18.37
Tak terasa, sudah 20 menit berlalu. Kusandarkan bahuku pada sudut ruang. Tubuhku pun terduduk dengan mata berurai. Dengan kepala sedikit menengadah, aku mengudarakan kekecewaan. Berharap ada angin yg membawanya pergi dan menghilang. Tidak, bagaimana mungkin angin akan masuk? Sedangkan aku sengaja mengasingkan diriku disini.
Bibirku kelu. Jiwaku letih. Raga pun tak sanggup untuk bergerak. Namun, semua itu bertolak belakang dengan isi pikiranku yg terus mendesak.
Akhirnya, kuputuskan untuk memindah ragaku, mencari sebuat alat tulis dan selembar kertas. Bibirku mulai merangkai kata demi kata yang tertuang dalam goresan tinta. Setidaknya, ini akan menjadi jawaban atas apa yang menjadi pilihanku.
...
3 hari kemudian.
Aku berdiri di balik kekayuan hidup nan rindang. Aku sedikit mengintip aktivitas beberapa orang yg sedang berkerumun di kamar 221. Kamar yg kutempati beberapa waktu lalu.
Aku tidak berani mendekat. Namun rasa penasaran membuatku mengingkari ketakutan ini. Dengan berjalan tanpa suara, aku mendekati kerumunan. Disana terlihat sejumlah petugas bermasker, beberapa orang yang kukenal, dan seseorang yang amat kusayangi, Jigs.
Jigs tengah menangis dan ditenangkan oleh beberapa orang. Dia juga memegang sepucuk surat yang kutulis tempo hari. Ia terduduk persis di tempatku menuliskan kalimat itu. Kalimat tentang aku yang akan mengakhiri hidup. Ya..aku, telah mati! Tepatnya 3 hari lalu.

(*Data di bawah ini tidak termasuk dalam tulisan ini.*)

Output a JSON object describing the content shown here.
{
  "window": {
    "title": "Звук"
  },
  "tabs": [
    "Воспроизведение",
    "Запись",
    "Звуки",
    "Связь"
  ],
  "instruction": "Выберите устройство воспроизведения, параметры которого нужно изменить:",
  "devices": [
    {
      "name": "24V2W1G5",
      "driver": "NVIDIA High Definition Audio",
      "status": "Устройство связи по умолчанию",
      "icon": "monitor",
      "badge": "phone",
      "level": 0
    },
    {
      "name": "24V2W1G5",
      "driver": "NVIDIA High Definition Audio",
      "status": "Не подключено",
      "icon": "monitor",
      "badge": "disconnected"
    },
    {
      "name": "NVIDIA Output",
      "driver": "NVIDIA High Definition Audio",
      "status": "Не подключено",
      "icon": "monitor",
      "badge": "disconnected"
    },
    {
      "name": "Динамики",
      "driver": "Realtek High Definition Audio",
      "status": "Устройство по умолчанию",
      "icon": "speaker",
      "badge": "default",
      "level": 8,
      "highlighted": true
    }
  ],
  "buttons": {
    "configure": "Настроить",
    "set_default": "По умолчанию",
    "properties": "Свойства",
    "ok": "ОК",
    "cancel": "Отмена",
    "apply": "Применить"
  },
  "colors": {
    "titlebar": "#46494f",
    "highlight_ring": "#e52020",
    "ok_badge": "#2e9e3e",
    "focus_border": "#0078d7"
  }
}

Aku menghampirinya sesaat setelah jasadku yg mulai membusuk telah di pindahkan. Kubelai pelan pundaknya. Kuserukan kalimat maaf di telinga Jigs, walaupun ia tak akan mendengar.
"Jigs, aku mengakhiri hidupku karena bersalah telah berselingkuh darimu, dan aku hamil."
Jigs terus menangis. Ia tak beranjak meski satu persatu orang mulai meninggalkan kamar kos-ku di lantai 3. Tinggal Jigs sendiri di sini. Oh, tidak! Tapi berdua denganku yang tak kasat mata ini.
Jigs masih menyandarkan bahunya. Sekarang isaknya mulai terhenti. Matanya lalu terpejam, mungkin ia tengah memikirkan sesuatu.
"Hah, syukurlah wanita itu telah tewas. Aku tidak perlu mengotori tanganku sendiri untuk menghabisinya. Setidaknya tidak ada lagi dia diantara aku dan Stevia."
Mataku membelalak mendengar kalimat yang keluar dari mulut Jigs. Jadi tangisnya yang kulihat tadi hanyalah kesedihan palsu. Jadi, kematianku ini justru keadaan yang sangat dinantikannya?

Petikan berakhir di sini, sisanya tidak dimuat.